Road Safety Association of Kenya chairman, David Njoroge Kiarie, has revealed that former Cabinet Minister for Transport, the late John Njoroge Michuki, warned him against flouting traffic rules because he (Kiarie) thought himself to be a ‘big fish’ in the public transport sector in Nairobi.
Kiarie, who owns a fleet of matatus plying Ngong – Nairobi CBD route, told eDaily that he opposed Michuki (the then Cabinet Minister for Transport) when he introduced strict rules in 2004 to stop chaos in public transport and effectively reduce road carnage.

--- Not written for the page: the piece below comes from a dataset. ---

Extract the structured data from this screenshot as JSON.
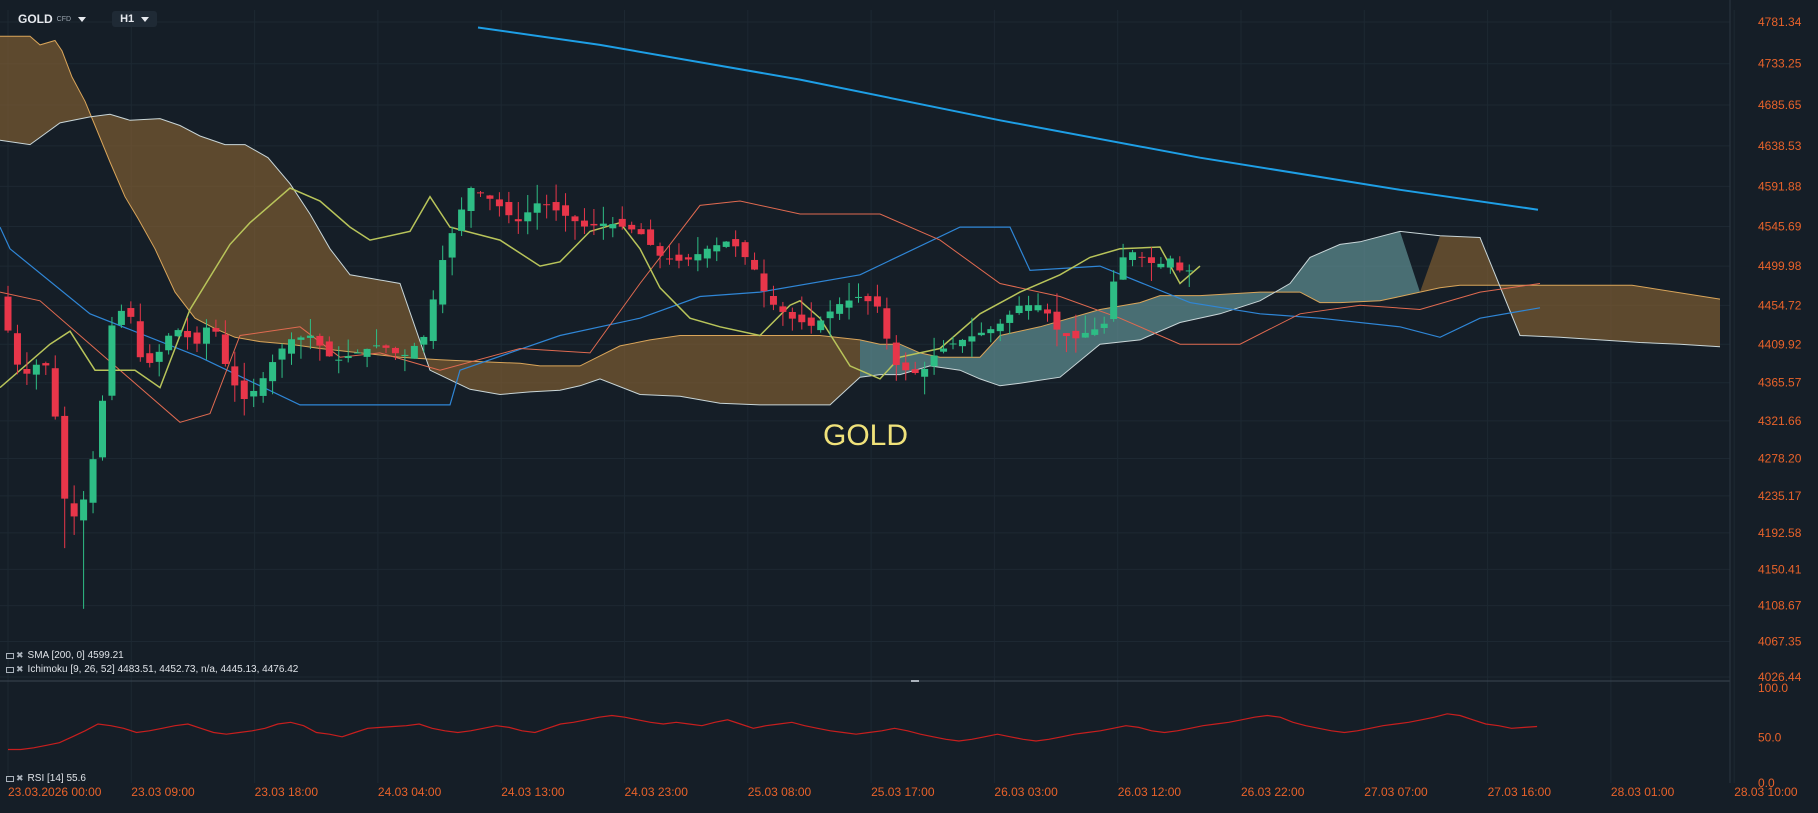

“I remember when Michuki introduced drastic road safety measures, we (matatu owners) opposed him vehemently. He had realised, I in particular, was notorious for fighting him – both in public and during social discussions,” narrated Kiarie.
“One day, he called me to his office and sat me down. He told me: ‘In, however, much you are making money, make sure that no life is lost because of your greed. Young man, you were born when you did not know about law, but I will tell you: there is law that governs how matatus operate on our roads. If you cannot do this (matatu) business, you can sell those vehicles and try your hand at other trade ventures because so long as I am alive, I won’t allow your speeding matatus to kill people on our roads. You won’t like it!’”
Though as unspecified as the action was, it sent shivers down the spine of Mr Kiarie who knew Michuki to be a man who never minced his words.
“During Michuki’s tenure as Transport Minister, everybody supported him – and that is how he succeeded. He meant what he said. He did not care about the rich. His advice made me change my mind – from opposing the introduction of speed governors in the public transport to embracing the innovation.”
“In 2012, we (matatu owners) collectively wrote a book dubbed Death Traps on Our Roads, which we used to push the government to have a legal body that would ensure road safety is maintained on our roads. That is how National Transport and Safety Authority (NTSA) was formed,” Mr Kiarie said.
Now a vocal champion of safe driving, Mr Kiarie advises today’s crop of motorists to exercise patience when undergoing driving lessons.
“You might have money and you want to buy a car and go on the road. But let me tell you, you are buying your coffin if you don’t follow the right procedures. Legal procedures must be followed from how you acquire your driving license. You must attend proper driving schools. It is wrong when you find someone went to a good training school but he gets killed by someone who did not go to a proper driving school. It breaks my heart,” said Mr Kiarie.
In February 2004, Michuki, introduced tough rules which brought sanity on Kenyan roads.
The measures dubbed Michuki rules forced all commercial vehicle owners to install speed governors set at 80 kilometres per hour. On city roads, the speed limit was enforced at 50 kilometres per hour.
Carrying of standing passengers in city buses was banned. Meanwhile, the passenger capacity of matatus was reduced from 18 passengers to 13. In addition, crews of buses and matatus had to be vetted by police and receive a Certificate of Good Conduct before getting employment. Ex-convicts and school dropouts were immediately locked out of public transport business.
Michuki made it mandatory for bus and matatu crews to be in uniform and to have their pictures posted in the vehicle. So tough were the rules that matatu conductors could be jailed for rudeness.